Obama: “Our rural communities, farmers, and ranchers can increase our energy independence and boost the transition to a clean energy economy. U.S. biofuel production is at its highest level in history. Last year, rural America produced enough renewable fuels like ethanol and biodiesel to meet roughly 8 percent of our needs, helping us increase our energy independence to its highest level in 20 years. We are increasing the level of ethanol that can be blended into gasoline, and the new Renewable Fuel Standard helped boost biodiesel production to nearly 1 billion gallons in 2011, supporting 39,000 jobs.”
Romney: “An affordable, reliable supply of energy is crucial to America’s economic future. I have a vision for an America that is an energy superpower, rapidly increasing our own production and partnering with our allies, Canada and Mexico, to achieve energy independence on this continent by 2020. Taking full advantage of our energy resources will create millions of jobs, but this revolution in U.S. energy production will not just expand economic opportunity within the energy industry. Upstream businesses that supply the industry will experience a surge in demand, and perhaps the greatest benefit will occur downstream as agricultural businesses and manufacturers gain access to a more affordable and reliable supply of energy and feedstock. America’s energy resources can be a long-term competitive advantage for American agriculture and their development is key to the success of the industry.
The increased production of biofuels plays an important part in my plan to achieve energy independence. In order to support increased market penetration and competition among energy sources, I am in favor of maintaining the Renewable Fuel Standard. I also support eliminating regulatory barriers to a diversification of the electrical grid, fuel system, and vehicle fleet. My policies broadly aim to ensure that all of our energy industries can sustainably become competitive, innovative and efficient.”
Environmental Question: In the context of regulating water quality, the Environmental Protection Agency (EPA) has increasingly encroached on states’ authority, from nutrient loadings in Florida to total maximum daily loads in the Chesapeake Bay to overall regulatory reach through proposing “guidance” that essentially gives EPA regulatory control over all waters. Do you support reaffirming the primary role of states in regulating both non-navigable waters and non-point source runoff?
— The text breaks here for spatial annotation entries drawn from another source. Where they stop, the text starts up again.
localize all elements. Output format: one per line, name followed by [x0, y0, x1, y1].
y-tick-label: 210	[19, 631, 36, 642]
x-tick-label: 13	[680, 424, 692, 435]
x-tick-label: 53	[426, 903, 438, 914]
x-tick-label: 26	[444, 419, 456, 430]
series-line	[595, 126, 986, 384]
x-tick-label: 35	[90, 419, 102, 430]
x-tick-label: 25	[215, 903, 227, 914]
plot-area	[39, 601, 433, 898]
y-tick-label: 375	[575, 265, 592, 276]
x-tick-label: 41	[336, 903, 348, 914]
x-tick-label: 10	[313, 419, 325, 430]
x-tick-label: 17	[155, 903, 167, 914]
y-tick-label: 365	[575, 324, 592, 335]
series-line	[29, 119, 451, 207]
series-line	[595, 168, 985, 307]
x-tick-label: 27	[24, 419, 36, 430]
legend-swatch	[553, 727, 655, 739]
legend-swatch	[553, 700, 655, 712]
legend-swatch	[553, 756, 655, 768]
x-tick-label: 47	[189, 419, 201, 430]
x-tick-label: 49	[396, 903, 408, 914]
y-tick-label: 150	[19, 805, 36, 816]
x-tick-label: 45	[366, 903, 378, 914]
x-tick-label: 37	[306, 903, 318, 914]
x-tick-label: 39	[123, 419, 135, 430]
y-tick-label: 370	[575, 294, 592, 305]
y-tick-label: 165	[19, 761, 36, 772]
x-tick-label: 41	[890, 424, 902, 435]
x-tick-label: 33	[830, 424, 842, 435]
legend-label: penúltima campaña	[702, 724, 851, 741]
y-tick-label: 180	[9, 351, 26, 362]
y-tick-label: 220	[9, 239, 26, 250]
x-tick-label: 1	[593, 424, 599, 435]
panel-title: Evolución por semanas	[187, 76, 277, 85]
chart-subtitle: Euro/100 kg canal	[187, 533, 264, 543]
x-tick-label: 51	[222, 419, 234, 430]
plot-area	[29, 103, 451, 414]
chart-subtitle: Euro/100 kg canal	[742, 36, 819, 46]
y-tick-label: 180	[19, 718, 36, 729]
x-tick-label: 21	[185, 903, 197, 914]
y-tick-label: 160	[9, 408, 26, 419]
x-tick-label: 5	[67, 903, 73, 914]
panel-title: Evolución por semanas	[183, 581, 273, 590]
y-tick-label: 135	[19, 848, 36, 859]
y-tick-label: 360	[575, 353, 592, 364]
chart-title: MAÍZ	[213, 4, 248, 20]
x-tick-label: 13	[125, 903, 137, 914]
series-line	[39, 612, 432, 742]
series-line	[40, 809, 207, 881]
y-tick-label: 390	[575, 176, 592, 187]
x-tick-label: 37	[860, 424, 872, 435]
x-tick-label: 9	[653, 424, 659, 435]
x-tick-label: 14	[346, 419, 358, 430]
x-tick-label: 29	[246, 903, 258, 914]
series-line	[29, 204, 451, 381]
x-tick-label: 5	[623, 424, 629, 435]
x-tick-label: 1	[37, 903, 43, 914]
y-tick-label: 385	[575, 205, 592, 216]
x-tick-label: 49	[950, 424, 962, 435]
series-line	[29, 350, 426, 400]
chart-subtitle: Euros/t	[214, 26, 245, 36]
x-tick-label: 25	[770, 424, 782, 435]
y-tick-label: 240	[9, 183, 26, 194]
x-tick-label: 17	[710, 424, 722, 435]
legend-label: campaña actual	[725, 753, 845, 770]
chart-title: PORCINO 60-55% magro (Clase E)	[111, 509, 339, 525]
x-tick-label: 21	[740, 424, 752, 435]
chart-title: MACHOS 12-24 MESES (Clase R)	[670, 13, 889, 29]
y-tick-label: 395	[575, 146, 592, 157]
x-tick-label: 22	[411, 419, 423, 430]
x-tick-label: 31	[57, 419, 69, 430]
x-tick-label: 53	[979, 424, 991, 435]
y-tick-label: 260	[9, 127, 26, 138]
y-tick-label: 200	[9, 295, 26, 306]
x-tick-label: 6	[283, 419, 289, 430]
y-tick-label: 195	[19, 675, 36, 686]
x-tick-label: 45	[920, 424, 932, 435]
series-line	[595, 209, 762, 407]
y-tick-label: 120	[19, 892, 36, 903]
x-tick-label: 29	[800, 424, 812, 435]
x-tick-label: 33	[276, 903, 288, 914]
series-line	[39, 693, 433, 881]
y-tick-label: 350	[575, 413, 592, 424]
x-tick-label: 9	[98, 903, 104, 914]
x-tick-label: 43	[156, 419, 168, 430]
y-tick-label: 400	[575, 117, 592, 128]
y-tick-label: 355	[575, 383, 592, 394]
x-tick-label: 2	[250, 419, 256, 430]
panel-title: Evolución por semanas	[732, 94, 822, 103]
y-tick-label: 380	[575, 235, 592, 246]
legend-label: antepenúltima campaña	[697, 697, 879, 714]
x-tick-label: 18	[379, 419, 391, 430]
Obama: “Farmers are some of the best stewards of our environment, which is why my administration is working with more than 500,000 farmers and ranchers on more than 30 million acres of land to help conserve our lands and protect our waters. I have seen how we can bolster growth of our nation’s agricultural economy while protecting our environment. Now there is a lot of misinformation out there about changes to clean water standards. We are not going to be applying standards to waters that have not been historically protected. And all existing exemptions for agricultural discharges and waters are going to stay in place. I believe that we can work together to safeguard the waters Americans rely on every day for drinking, swimming, and fishing, and those that support farming and economic growth.”
Romney: “Government oversight is of course crucial to the protection of our environment. But statutes and regulations that were designed to protect public health and the environment have instead been seized on by environmentalists as tools to disrupt economic activity and the enjoyment of our nation’s environment altogether. President Obama’s Administration has embraced this approach, his EPA embarking on the most far-reaching regulatory scheme in American history.
Modernizing America’s complex environmental statutes, regulations, and permitting processes is crucial to ensuring that the nation can develop its resources safely and efficiently. Laws should promote a rational approach to regulation that takes cost into account. Regulations should be carefully crafted to support rather than impede development. Repetitive reviews and strategic lawsuits should not be allowed to endlessly delay progress or force the government into imposing rules behind closed doors that it would not approve in public. Energy development, economic growth, and environmental protection can go hand-in-hand if the government focuses on transparency and fairness instead of seeking to pick winners and repay political favors.”